What is the International Space Station? Only humanity's largest and most expensive attempt to spend long periods of time in space! As such, it's a technical marvel, featuring sophisticated computers and laboratory instruments, miles of wire, and state-of-the-art accommodations for the crew. What happens on the ISS? What kinds of discoveries are being made up there, and how did it get up there in the first place? What's daily life like for the astronauts? It's time to find out!
The history of ISS is full of stories, from its beginnings featuring dozens of flights just to build it, to the current experiments it runs, to the quirks that each astronaut brings with them into orbit. ISS crew members have done everything from conduct sophisticated research to brew coffee. They've brought international foods, recorded songs, and taken countless pictures (and yes, even selfies). The best part? This has all been done in a spirit of international cooperation unmatched in history.
Here are some cool International Space Station facts, both about the station itself and the astronauts who have spent time on it.

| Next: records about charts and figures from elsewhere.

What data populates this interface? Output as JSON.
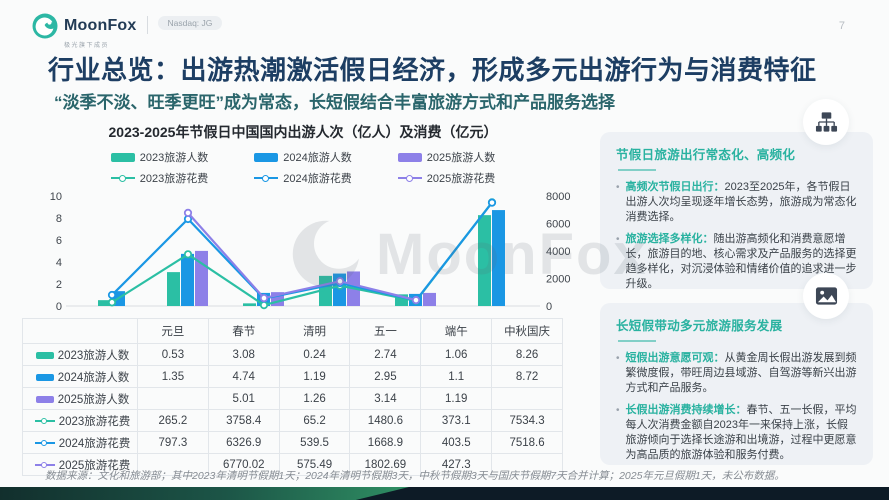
{
  "page": {
    "number": "7",
    "watermark": "MoonFox"
  },
  "header": {
    "brand": "MoonFox",
    "tagline": "极光旗下成员",
    "badge": "Nasdaq: JG"
  },
  "title": "行业总览：出游热潮激活假日经济，形成多元出游行为与消费特征",
  "subtitle": "“淡季不淡、旺季更旺”成为常态，长短假结合丰富旅游方式和产品服务选择",
  "chart_data": {
    "type": "combo bar+line",
    "title": "2023-2025年节假日中国国内出游人次（亿人）及消费（亿元）",
    "categories": [
      "元旦",
      "春节",
      "清明",
      "五一",
      "端午",
      "中秋国庆"
    ],
    "left_axis": {
      "min": 0,
      "max": 10,
      "ticks": [
        0,
        2,
        4,
        6,
        8,
        10
      ]
    },
    "right_axis": {
      "min": 0,
      "max": 8000,
      "ticks": [
        0,
        2000,
        4000,
        6000,
        8000
      ]
    },
    "bar_series": [
      {
        "name": "2023旅游人数",
        "color": "#2BBFA4",
        "values": [
          0.53,
          3.08,
          0.24,
          2.74,
          1.06,
          8.26
        ]
      },
      {
        "name": "2024旅游人数",
        "color": "#1A97E4",
        "values": [
          1.35,
          4.74,
          1.19,
          2.95,
          1.1,
          8.72
        ]
      },
      {
        "name": "2025旅游人数",
        "color": "#8D80E8",
        "values": [
          null,
          5.01,
          1.26,
          3.14,
          1.19,
          null
        ]
      }
    ],
    "line_series": [
      {
        "name": "2023旅游花费",
        "color": "#2BBFA4",
        "values": [
          265.2,
          3758.4,
          65.2,
          1480.6,
          373.1,
          7534.3
        ]
      },
      {
        "name": "2024旅游花费",
        "color": "#1A97E4",
        "values": [
          797.3,
          6326.9,
          539.5,
          1668.9,
          403.5,
          7518.6
        ]
      },
      {
        "name": "2025旅游花费",
        "color": "#8D80E8",
        "values": [
          null,
          6770.02,
          575.49,
          1802.69,
          427.3,
          null
        ]
      }
    ],
    "legend_position": "top",
    "grid": false
  },
  "table": {
    "header": [
      "",
      "元旦",
      "春节",
      "清明",
      "五一",
      "端午",
      "中秋国庆"
    ],
    "rows": [
      {
        "label": "2023旅游人数",
        "swatch": "bar",
        "color": "#2BBFA4",
        "values": [
          "0.53",
          "3.08",
          "0.24",
          "2.74",
          "1.06",
          "8.26"
        ]
      },
      {
        "label": "2024旅游人数",
        "swatch": "bar",
        "color": "#1A97E4",
        "values": [
          "1.35",
          "4.74",
          "1.19",
          "2.95",
          "1.1",
          "8.72"
        ]
      },
      {
        "label": "2025旅游人数",
        "swatch": "bar",
        "color": "#8D80E8",
        "values": [
          "",
          "5.01",
          "1.26",
          "3.14",
          "1.19",
          ""
        ]
      },
      {
        "label": "2023旅游花费",
        "swatch": "line",
        "color": "#2BBFA4",
        "values": [
          "265.2",
          "3758.4",
          "65.2",
          "1480.6",
          "373.1",
          "7534.3"
        ]
      },
      {
        "label": "2024旅游花费",
        "swatch": "line",
        "color": "#1A97E4",
        "values": [
          "797.3",
          "6326.9",
          "539.5",
          "1668.9",
          "403.5",
          "7518.6"
        ]
      },
      {
        "label": "2025旅游花费",
        "swatch": "line",
        "color": "#8D80E8",
        "values": [
          "",
          "6770.02",
          "575.49",
          "1802.69",
          "427.3",
          ""
        ]
      }
    ]
  },
  "panels": [
    {
      "icon": "sitemap-icon",
      "header": "节假日旅游出行常态化、高频化",
      "bullets": [
        {
          "lead": "高频次节假日出行：",
          "text": "2023至2025年，各节假日出游人次均呈现逐年增长态势，旅游成为常态化消费选择。"
        },
        {
          "lead": "旅游选择多样化：",
          "text": "随出游高频化和消费意愿增长，旅游目的地、核心需求及产品服务的选择更趋多样化，对沉浸体验和情绪价值的追求进一步升级。"
        }
      ]
    },
    {
      "icon": "image-icon",
      "header": "长短假带动多元旅游服务发展",
      "bullets": [
        {
          "lead": "短假出游意愿可观：",
          "text": "从黄金周长假出游发展到频繁微度假，带旺周边县域游、自驾游等新兴出游方式和产品服务。"
        },
        {
          "lead": "长假出游消费持续增长：",
          "text": "春节、五一长假，平均每人次消费金额自2023年一来保持上涨，长假旅游倾向于选择长途游和出境游，过程中更愿意为高品质的旅游体验和服务付费。"
        }
      ]
    }
  ],
  "footnote": "数据来源：文化和旅游部；其中2023年清明节假期1天；2024年清明节假期3天，中秋节假期3天与国庆节假期7天合并计算；2025年元旦假期1天，未公布数据。",
  "colors": {
    "accent_teal": "#29B2A0",
    "title_navy": "#1D3E63",
    "bar_2023": "#2BBFA4",
    "bar_2024": "#1A97E4",
    "bar_2025": "#8D80E8"
  }
}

Needless to say, building something of the size, stature, and ambition of the International Space Station was no easy - or quick - feat. In fact, it took seven types of launch vehicles 136 flights to get it done - not to mention the human tallies of 159 EVAs (extravehicular activities) and more than 1,000 spacewalk hours.

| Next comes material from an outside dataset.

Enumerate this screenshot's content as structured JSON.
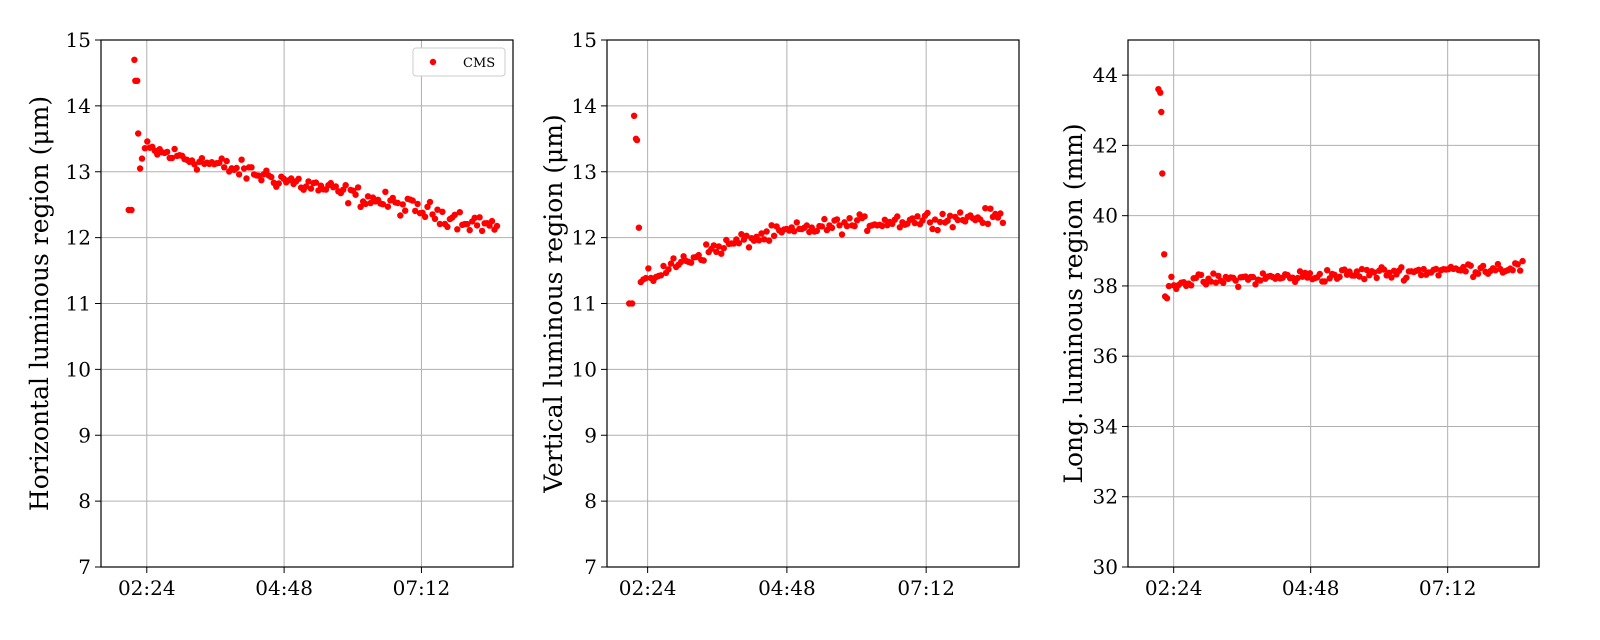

Even the International Space Station isn't immune to technological vulnerabilities - even computer viruses. In 2008, a malware infection hit the ISS after Russian cosmonauts carried infected USB storage devices on board, spreading the infection all over the station and even to ground control. NASA said the virus was not an unprecedented event, but that it was not common.
ISS is the biggest laboratory in space, allowing astronauts to conduct micro-gravity experiments on a daily basis that would be almost impossible on Earth. Many involve testing the long-term effects of weightlessness, such as Commander Scott Kelly's attempt to spend a full year on the station.Other experiments have involved implanting mouse embryos, putting out fire, growing zucchini, keeping detailed journals, using high-tech shoes, and of course, cultivating ant colonies.